Yes, @healthyswimmer is explaining it right. In itself data mining is neither good nor bad. In fact, it is often used for good purposes to get insights from huge data sets that are otherwise impossible for humans to work out. It could be used for e.g. demographics, studying improvements to a city’s infrastructure, study weather patterns, or how microbacterial life affects the human body.
We are not campaigning about these uses, and maybe we should refine the title of this topic to be more accurate.
Where we are worried it concerns the data mining of personally identifiable data, or PII after it has been ‘data harvested’. Undermining is a good word, because it often happens without your awareness and you have no control over it.
Once your PII data leaves your device, you completely lose control over it:
- You lose control over who owns it, how it spreads, and how it is used
- You lose control over how long it is stored, how it is combined and enriched
- You lose control of the ability to correct or remove it, if it contains errors or is inaccurate
- You are mostly even completely in the dark and unaware of what data on you exists at all
So anyone may work with for their own gain, whether with good intentions or not. They create software, products and services, that process it. Systems that are buggy at the start, inaccurate. Or even - more nefariously - systems that deliberately manipulate your PII in improper ways, or leave things out of the picture, so that it is perceived as more valuable to subsequent customers that consume it.
For example there is a growing awareness with marketers and advertisers that the Ads they buy are not all that effectively targeted to the appropriate prospects that they want. That advertising platforms embellish the metrics, and are focused on generating clicks, but actual conversion rate is low.
That is just one example, but shows that the advertising company may not only not have the wellbeing and satisfaction of their users (i.e. the products) as their priority, but also don’t really care about their customers, the ad buyers, as long as they keep buying ads.
Another hypothetical example (that may already exist). If I create an online AI service that sells deep insights on people applying for a job to employers who are the customers of my service, then my product requirement is to do thorough analysis and inference and subsequently compile that into crystal-clear short reports to the employer. Ideally drawing a conclusion at the end about the applicant, such as e.g. ‘Suited’ / ‘Not Suited’.

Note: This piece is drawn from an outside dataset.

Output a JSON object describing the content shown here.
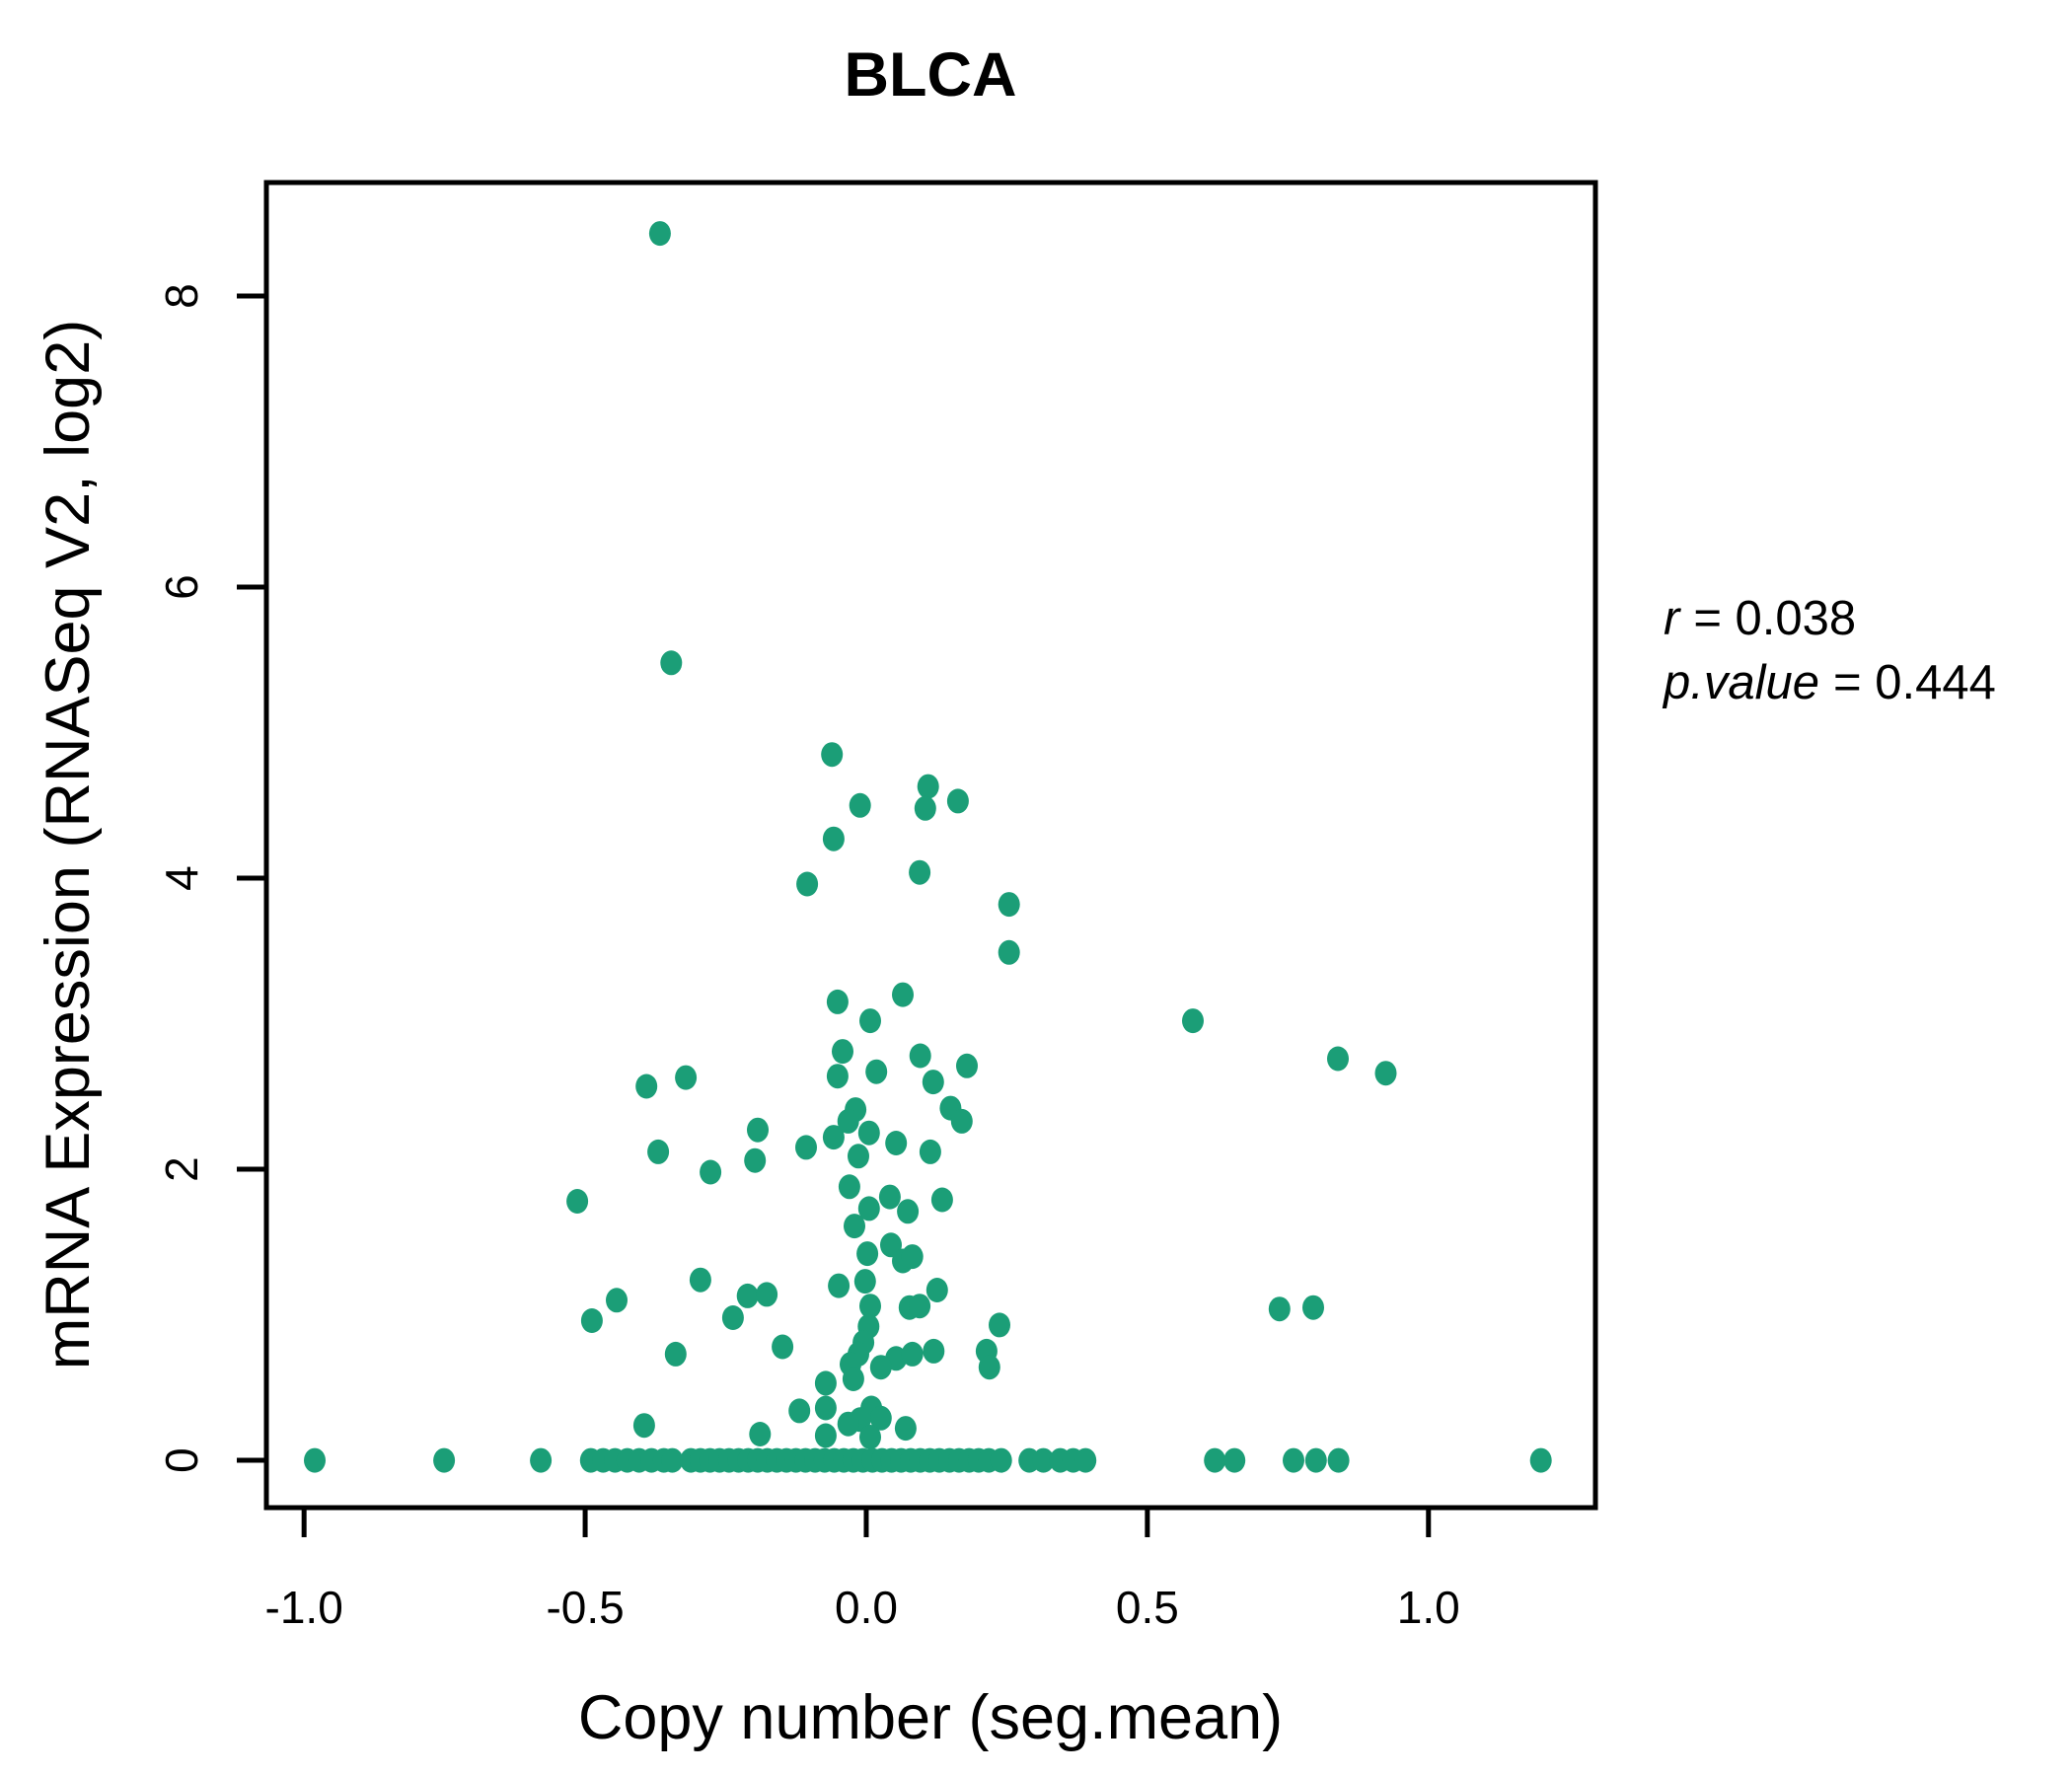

People tend to place a huge amount of trust in such systems, especially if they are presented on highly professional smart-looking websites, with references to scientific papers, etc. Your potential employer may now completely forego their traditional selection process. They get 400 applicants, press a button, and after AI analysis only 20 of them remain. Automated rejection mails are sent to the others. Never in this process went a human eye to your CV and application letter, or did you get an inquiring call.
You may be rejected, while you were the best candidate in reality! But the analysis took e.g. conclusions about your social profile over all the years when data was collected. Data which includes your wild years as a student, when you were partying and posting pictures of that, not expressing yourself as eloquently all of the time. Why would you at that great time in your life? But after graduation, you may have completely changed your professionality and stance.
But the data is still weighing heavy in the jugdment that the AI makes about you. And you are unaware of that.